The City of Hawthorn was a local government area about 4 km east of Melbourne, the state capital of Victoria, Australia, on the southeast bank of the Yarra River. The city covered an area of 9.71 km2, and existed from 1860 until 1994.

==History==
Hawthorn was incorporated as a municipal district on 27 July 1860. It was proclaimed as a town on 18 March 1887, and a city on 12 September 1890.

On 22 June 1994, the City of Hawthorn was abolished, and along with the Cities of Camberwell and Kew, was merged into the newly created City of Boroondara. The new City was originally planned to be named "City of Riversdale".
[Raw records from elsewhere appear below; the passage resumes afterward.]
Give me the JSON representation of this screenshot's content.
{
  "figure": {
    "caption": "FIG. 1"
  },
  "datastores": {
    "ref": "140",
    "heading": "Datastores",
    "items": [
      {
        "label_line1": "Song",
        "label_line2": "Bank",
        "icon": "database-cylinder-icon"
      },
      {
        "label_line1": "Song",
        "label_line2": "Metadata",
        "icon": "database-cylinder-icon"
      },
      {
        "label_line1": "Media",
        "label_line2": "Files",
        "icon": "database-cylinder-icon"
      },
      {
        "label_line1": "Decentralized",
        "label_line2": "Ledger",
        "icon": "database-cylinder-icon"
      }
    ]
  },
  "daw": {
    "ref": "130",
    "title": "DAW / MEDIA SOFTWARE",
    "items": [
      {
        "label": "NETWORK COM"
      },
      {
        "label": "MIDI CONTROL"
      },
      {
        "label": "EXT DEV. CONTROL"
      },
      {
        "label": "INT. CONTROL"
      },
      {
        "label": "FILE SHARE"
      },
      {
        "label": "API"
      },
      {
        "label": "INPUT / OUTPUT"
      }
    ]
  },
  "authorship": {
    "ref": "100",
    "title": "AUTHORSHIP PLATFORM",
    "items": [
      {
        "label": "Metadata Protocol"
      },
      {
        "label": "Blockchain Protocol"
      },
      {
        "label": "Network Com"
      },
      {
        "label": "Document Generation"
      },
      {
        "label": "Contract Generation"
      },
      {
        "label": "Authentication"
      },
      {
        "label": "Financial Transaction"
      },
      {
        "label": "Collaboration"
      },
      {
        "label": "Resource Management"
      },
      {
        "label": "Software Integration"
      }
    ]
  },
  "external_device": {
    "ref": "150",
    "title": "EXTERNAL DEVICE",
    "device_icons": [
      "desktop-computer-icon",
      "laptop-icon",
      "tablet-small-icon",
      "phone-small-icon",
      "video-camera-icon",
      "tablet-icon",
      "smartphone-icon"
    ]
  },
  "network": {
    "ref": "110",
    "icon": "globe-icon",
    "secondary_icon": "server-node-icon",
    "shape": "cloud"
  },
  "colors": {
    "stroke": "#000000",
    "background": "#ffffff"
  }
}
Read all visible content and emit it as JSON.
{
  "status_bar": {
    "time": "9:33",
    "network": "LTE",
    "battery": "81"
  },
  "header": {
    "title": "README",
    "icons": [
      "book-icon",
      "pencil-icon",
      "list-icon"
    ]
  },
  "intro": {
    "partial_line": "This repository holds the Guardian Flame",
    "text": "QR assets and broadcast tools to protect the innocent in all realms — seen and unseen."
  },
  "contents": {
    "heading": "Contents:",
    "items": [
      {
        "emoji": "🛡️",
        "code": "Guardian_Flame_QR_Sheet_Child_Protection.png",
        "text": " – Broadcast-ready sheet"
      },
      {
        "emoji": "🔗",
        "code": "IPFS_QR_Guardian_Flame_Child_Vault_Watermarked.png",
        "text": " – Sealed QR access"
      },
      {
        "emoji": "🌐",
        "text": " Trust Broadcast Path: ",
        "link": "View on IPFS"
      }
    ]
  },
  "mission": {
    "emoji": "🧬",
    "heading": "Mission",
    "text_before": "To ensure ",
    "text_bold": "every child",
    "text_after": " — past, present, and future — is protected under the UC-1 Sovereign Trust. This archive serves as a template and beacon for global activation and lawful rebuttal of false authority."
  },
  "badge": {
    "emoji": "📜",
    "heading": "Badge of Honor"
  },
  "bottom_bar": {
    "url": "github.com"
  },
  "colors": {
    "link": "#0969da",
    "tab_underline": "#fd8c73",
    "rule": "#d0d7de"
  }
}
The council met at the Hawthorn Town Hall, at the corner of Burwood and Glenferrie Roads, near Glenferrie railway station, Hawthorn. The facility is still used by the City of Boroondara as a regional arts centre.

=== Council name ===

| Name | Established |
|---|---|
| Hawthorn Municipality | 27 July 1860 |
| Hawthorn Borough Council | 1863 |
| Hawthorn Town Council | 18 March 1887 |
| Hawthorn City Council | 12 September 1890 |

==Wards==

The City of Hawthorn was divided into four wards in 1891, each electing three councillors:
- Auburn Ward
- Glenferrie Ward
- Power Ward
- Yarra Ward

==Geography==

The council area covered the suburbs of Hawthorn, Hawthorn East and parts of Glen Iris, and was bounded by the Yarra River to the west, Barkers Road to the north, Gardiners Creek and CityLink (formerly South Eastern Freeway) to the south and Burke Road to the east.

==Population==

| Year | Population |
|---|---|
| 1861 | 2,342 |
| 1881 | 6,019 |
| 1891 | 19,585 |
| 1947 | 40,464 |
| 1954 | 37,188 |
| 1958 | 35,700* |
| 1961 | 36,707 |
| 1966 | 36,717 |
| 1971 | 37,571 |
| 1976 | 32,505 |
| 1981 | 30,689 |
| 1986 | 29,623 |
| 1991 | 30,006 |

- Estimate in the 1958 Victorian Year Book.